The US Food and Drug Administration (FDA) has warned against the use of implantable pumps to deliver pain medications, not approved for use with the medication, directly into patients’ spinal fluid.
According to the regulatory agency, this type of use may lead to dosing errors, pump failure, opioid withdrawal, infection, muscle spasms and cognitive changes, among other complications.
The FDA warning comes after a review of medical device reports, premarket device applications, mandated post-approval studies, scientific literature, current device labelling, and information from health care providers and device manufacturers.
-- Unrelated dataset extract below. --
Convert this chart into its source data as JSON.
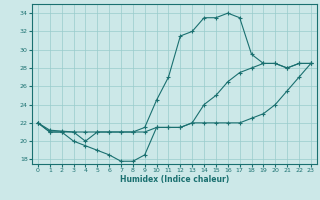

Implantable pumps are surgically inserted under the skin. They are connected to an implanted catheter to deliver drugs into the body for the treatment of various diseases and conditions.
Intrathecal delivery of medication using these devices for pain management is meant for patients who experience inadequate responses to other pain treatments.
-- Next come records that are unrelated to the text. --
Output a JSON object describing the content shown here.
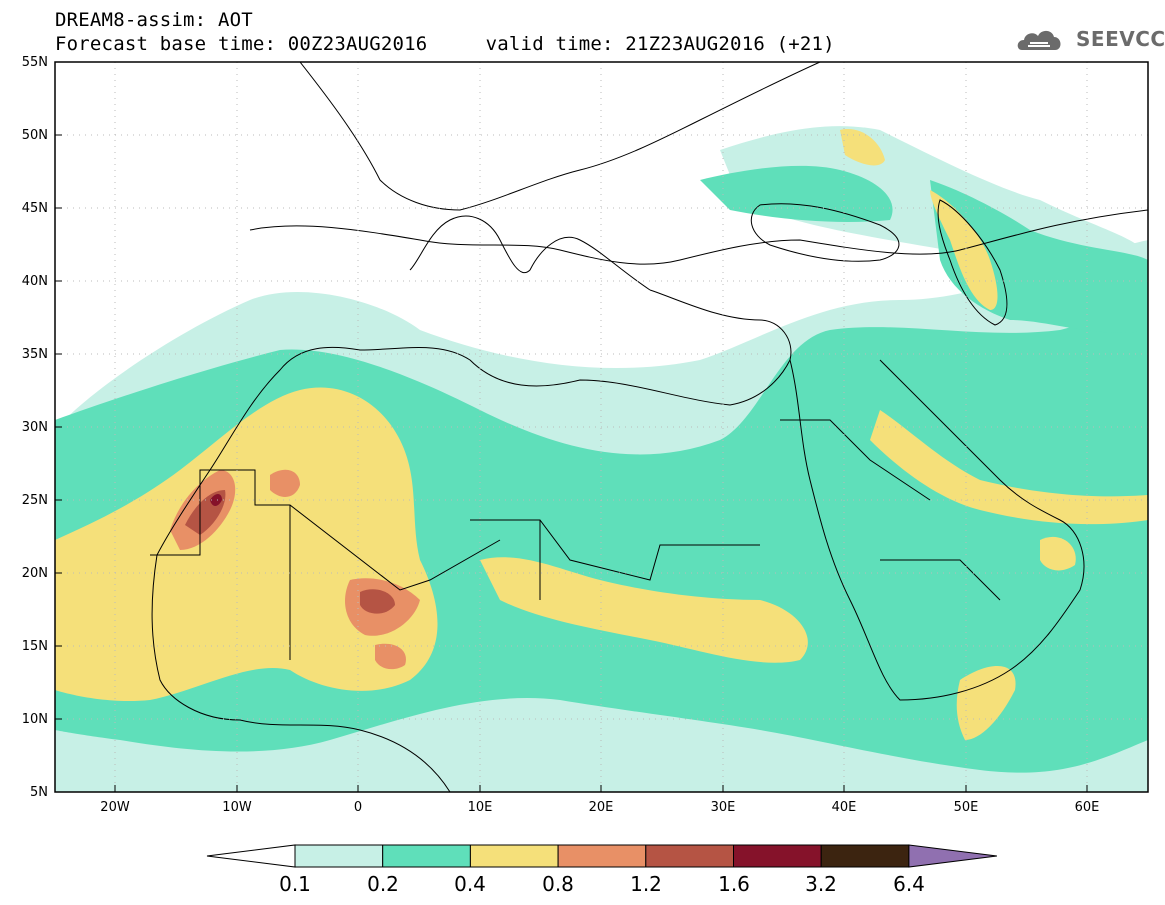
{
  "header": {
    "title_line1": "DREAM8-assim: AOT",
    "title_line2": "Forecast base time: 00Z23AUG2016     valid time: 21Z23AUG2016 (+21)"
  },
  "logo": {
    "text": "SEEVCCC",
    "icon": "cloud-icon",
    "color": "#6b6b6b"
  },
  "map": {
    "projection": "lat-lon",
    "lon_range": [
      -25,
      65
    ],
    "lat_range": [
      5,
      55
    ],
    "lat_labels": [
      "55N",
      "50N",
      "45N",
      "40N",
      "35N",
      "30N",
      "25N",
      "20N",
      "15N",
      "10N",
      "5N"
    ],
    "lon_labels": [
      "20W",
      "10W",
      "0",
      "10E",
      "20E",
      "30E",
      "40E",
      "50E",
      "60E"
    ],
    "gridlines": "dotted",
    "variable": "AOT"
  },
  "colorbar": {
    "levels": [
      "0.1",
      "0.2",
      "0.4",
      "0.8",
      "1.2",
      "1.6",
      "3.2",
      "6.4"
    ],
    "colors": [
      "#c7f0e6",
      "#5fdfba",
      "#f5e07a",
      "#e89066",
      "#b55444",
      "#85122a",
      "#3c2410",
      "#9070b0"
    ],
    "low_extend_color": "#ffffff",
    "high_extend_color": "#9070b0"
  }
}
Existing FDA-approved implanted pump labelling includes pain medicines assessed by the regulatory authority for compatibility with the pump.
The FDA has discovered that sometimes unapproved medications are being administered with an intrathecal implanted pump.
FDA commissioner Scott Gottlieb “While medical devices, such as implanted pumps that deliver medication directly into the spinal fluid, have the potential to play an important role in treating pain, their use must be judicious and their instructions for use must be carefully followed.
“We urge health care providers, patients and caregivers to be aware of the information the FDA is providing today so they can make informed treatment decisions.”
Intrathecal pump failure was found to be more frequently associated with the use of medicines that are not approved for use with the device, leading to the undesirable functioning of the pump.